Die nächste Version des Shim-Layers wird nur mit einem neuen Microsoft-Zertifikat signiert, und ein Firmware-Update ist erforderlich, um Ihre Systeme auf diese Änderung vorzubereiten. Das Shim-Update wird nur herausgegeben, wenn Sicherheitsanfälligkeiten und schwerwiegende Fehler entdeckt werden, was sowohl in einem Monat als auch in einem Jahr geschehen kann. Während der Existenz von Shim im Projekt wurden kritische Schwächen gefunden, und der letzte Bericht über Sicherheitsprobleme im Shim wurde erst vor einigen Tagen veröffentlicht.

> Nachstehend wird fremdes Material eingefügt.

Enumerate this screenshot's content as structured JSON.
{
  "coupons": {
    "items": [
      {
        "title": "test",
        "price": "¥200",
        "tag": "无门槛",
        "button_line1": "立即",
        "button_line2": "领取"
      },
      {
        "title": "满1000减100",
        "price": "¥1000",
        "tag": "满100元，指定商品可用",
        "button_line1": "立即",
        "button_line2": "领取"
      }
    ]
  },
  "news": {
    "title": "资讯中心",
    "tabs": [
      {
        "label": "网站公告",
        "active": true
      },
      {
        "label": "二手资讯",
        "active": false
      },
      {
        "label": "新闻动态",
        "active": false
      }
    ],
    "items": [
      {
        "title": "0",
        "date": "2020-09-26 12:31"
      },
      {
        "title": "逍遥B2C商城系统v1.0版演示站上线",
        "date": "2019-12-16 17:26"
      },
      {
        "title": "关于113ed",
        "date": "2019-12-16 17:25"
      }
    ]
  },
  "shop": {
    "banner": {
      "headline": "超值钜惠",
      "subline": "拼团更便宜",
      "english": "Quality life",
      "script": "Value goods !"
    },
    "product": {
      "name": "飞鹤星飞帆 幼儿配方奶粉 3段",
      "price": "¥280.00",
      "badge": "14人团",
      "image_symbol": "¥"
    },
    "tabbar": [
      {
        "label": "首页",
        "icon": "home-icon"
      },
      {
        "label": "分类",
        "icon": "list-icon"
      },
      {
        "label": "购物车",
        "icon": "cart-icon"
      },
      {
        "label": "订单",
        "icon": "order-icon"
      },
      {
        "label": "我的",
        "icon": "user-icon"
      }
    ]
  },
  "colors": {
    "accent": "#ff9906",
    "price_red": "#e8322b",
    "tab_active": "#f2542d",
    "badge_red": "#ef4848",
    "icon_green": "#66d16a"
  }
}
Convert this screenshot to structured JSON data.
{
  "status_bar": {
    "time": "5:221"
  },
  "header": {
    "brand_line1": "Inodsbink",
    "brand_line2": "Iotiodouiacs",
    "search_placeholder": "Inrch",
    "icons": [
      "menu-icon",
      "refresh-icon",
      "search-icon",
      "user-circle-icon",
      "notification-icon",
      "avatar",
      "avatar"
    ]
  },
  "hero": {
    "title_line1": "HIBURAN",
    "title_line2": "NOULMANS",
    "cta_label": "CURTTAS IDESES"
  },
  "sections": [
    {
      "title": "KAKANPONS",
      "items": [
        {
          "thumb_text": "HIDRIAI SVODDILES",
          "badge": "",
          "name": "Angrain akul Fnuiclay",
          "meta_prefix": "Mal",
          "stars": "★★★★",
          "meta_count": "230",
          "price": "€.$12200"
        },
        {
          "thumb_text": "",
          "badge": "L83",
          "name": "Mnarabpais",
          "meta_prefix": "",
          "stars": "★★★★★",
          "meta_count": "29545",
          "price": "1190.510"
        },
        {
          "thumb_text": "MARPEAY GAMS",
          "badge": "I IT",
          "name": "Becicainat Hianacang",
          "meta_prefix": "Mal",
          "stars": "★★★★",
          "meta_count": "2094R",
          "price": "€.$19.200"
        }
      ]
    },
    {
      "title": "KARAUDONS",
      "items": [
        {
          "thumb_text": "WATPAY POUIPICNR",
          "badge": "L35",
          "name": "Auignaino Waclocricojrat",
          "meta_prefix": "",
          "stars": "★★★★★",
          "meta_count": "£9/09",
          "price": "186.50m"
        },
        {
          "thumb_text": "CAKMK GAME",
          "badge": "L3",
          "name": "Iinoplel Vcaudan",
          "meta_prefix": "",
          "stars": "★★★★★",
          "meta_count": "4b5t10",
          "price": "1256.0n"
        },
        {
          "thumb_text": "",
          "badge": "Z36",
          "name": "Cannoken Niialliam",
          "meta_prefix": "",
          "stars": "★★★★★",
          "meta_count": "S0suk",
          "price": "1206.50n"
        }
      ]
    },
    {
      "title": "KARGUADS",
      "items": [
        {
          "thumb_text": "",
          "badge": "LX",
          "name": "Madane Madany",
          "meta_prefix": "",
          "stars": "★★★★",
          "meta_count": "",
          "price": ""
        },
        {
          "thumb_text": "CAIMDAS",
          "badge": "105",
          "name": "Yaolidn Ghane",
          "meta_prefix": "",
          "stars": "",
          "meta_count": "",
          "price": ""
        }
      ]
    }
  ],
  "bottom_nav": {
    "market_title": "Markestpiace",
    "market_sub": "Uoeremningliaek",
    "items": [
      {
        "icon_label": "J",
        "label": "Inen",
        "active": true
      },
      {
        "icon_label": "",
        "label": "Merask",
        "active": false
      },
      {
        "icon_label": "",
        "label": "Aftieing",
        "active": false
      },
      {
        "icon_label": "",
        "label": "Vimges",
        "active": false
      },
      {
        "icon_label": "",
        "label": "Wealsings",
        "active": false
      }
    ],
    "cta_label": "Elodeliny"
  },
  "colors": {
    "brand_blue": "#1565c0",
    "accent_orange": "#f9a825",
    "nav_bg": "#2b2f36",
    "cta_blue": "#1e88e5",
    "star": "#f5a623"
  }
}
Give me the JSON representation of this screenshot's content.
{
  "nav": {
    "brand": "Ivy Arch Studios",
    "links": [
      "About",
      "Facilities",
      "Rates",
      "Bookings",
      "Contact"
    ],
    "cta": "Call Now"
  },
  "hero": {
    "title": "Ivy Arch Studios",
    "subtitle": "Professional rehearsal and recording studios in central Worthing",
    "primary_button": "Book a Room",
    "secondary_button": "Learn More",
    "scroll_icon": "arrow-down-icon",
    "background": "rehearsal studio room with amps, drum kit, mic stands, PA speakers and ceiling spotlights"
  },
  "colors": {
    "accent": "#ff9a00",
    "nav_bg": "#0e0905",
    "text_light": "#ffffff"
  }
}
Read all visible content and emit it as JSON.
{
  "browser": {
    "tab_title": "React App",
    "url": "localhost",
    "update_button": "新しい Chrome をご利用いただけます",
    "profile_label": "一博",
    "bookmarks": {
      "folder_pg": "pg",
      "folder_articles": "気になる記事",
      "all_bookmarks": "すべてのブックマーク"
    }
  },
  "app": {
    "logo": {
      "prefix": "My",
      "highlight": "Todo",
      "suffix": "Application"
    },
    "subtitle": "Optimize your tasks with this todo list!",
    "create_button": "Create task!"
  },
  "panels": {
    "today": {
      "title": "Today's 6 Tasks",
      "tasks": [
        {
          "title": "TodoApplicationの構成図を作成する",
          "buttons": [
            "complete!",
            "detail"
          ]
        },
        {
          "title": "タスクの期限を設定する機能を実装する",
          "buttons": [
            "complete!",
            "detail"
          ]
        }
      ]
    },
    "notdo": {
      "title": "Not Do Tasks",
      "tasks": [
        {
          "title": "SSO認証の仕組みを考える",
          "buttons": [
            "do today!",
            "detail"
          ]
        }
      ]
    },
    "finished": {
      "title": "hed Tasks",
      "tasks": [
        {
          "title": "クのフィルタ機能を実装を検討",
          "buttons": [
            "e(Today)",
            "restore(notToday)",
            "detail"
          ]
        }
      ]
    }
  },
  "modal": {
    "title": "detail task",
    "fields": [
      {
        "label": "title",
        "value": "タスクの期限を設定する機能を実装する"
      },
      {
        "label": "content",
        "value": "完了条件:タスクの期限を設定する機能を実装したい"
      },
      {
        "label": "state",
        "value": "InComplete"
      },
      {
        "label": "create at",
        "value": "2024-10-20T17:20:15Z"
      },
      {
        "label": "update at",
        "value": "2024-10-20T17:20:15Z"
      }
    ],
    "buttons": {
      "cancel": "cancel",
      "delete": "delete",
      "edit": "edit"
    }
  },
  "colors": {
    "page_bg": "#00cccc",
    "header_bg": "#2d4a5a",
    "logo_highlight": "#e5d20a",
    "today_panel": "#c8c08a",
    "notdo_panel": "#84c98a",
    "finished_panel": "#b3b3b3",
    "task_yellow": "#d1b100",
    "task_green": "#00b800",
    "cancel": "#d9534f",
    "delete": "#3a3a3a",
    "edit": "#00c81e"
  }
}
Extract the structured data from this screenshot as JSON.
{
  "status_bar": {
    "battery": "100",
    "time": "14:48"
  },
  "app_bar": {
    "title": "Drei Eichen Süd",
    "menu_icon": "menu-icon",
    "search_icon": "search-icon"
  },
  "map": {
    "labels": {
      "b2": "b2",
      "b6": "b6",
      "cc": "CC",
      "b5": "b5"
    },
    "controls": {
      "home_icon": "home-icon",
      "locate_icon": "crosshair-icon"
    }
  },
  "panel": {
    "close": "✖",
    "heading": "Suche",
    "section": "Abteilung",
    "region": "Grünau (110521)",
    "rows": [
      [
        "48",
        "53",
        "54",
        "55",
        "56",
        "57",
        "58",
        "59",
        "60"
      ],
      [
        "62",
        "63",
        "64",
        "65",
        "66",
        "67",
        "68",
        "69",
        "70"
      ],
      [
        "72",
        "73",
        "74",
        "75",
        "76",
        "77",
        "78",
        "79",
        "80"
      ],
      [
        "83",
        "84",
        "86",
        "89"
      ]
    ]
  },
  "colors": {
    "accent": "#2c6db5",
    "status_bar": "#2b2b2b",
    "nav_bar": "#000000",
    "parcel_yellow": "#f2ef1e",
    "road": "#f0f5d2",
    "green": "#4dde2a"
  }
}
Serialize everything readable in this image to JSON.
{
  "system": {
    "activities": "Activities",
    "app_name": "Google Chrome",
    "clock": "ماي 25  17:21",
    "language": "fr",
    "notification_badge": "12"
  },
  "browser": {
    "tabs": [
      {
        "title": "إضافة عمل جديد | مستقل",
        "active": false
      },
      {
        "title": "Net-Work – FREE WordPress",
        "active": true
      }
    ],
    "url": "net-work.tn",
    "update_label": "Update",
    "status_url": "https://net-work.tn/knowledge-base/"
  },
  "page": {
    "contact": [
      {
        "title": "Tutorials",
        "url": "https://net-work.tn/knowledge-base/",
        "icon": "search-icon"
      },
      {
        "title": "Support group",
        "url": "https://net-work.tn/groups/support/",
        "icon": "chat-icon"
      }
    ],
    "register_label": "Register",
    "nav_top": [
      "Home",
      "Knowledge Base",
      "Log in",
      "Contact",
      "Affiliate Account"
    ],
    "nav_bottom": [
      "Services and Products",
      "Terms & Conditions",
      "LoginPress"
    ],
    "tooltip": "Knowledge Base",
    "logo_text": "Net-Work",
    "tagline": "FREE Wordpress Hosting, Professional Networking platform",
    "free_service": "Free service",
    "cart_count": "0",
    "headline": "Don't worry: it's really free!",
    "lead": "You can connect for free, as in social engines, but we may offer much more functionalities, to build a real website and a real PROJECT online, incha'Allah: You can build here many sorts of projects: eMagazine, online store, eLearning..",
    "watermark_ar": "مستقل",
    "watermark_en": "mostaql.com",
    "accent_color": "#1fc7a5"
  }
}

Im Bericht werden zwei kürzlich entdeckte Schwachstellen, CVE-2026-8863 und
CVE-2026-10797, erwähnt, die die Ausführung von eigenem Code in einem frühen Ladezustand bis zur Übergabe der Kontrolle an das Betriebssystem ermöglichen, den UEFI Secure Boot-Schutz umgehen und das Laden von Komponenten des Kernels ohne digitale Signatur erlauben. Die Probleme betreffen Shim-Versionen bis einschließlich 0.9, die vor 2016 erstellt wurden. Betroffen sind sehr alte Systeme, wie
RedHat Enterprise Linux 7.2, CentOS 7.2, Oracle Linux 7.2, ROSA Linux R10/R9 und openSUSE mit Shim 0.9. Shim-Schichten bis einschließlich Version 0.9 sind in die Datenbank der eingezogenen digitalen Signaturen DBX (UEFI Forbidden Signature Database) aufgenommen worden und können bei einem DBX-Update im System nicht mehr für das Booten im UEFI Secure Boot-Modus verwendet werden.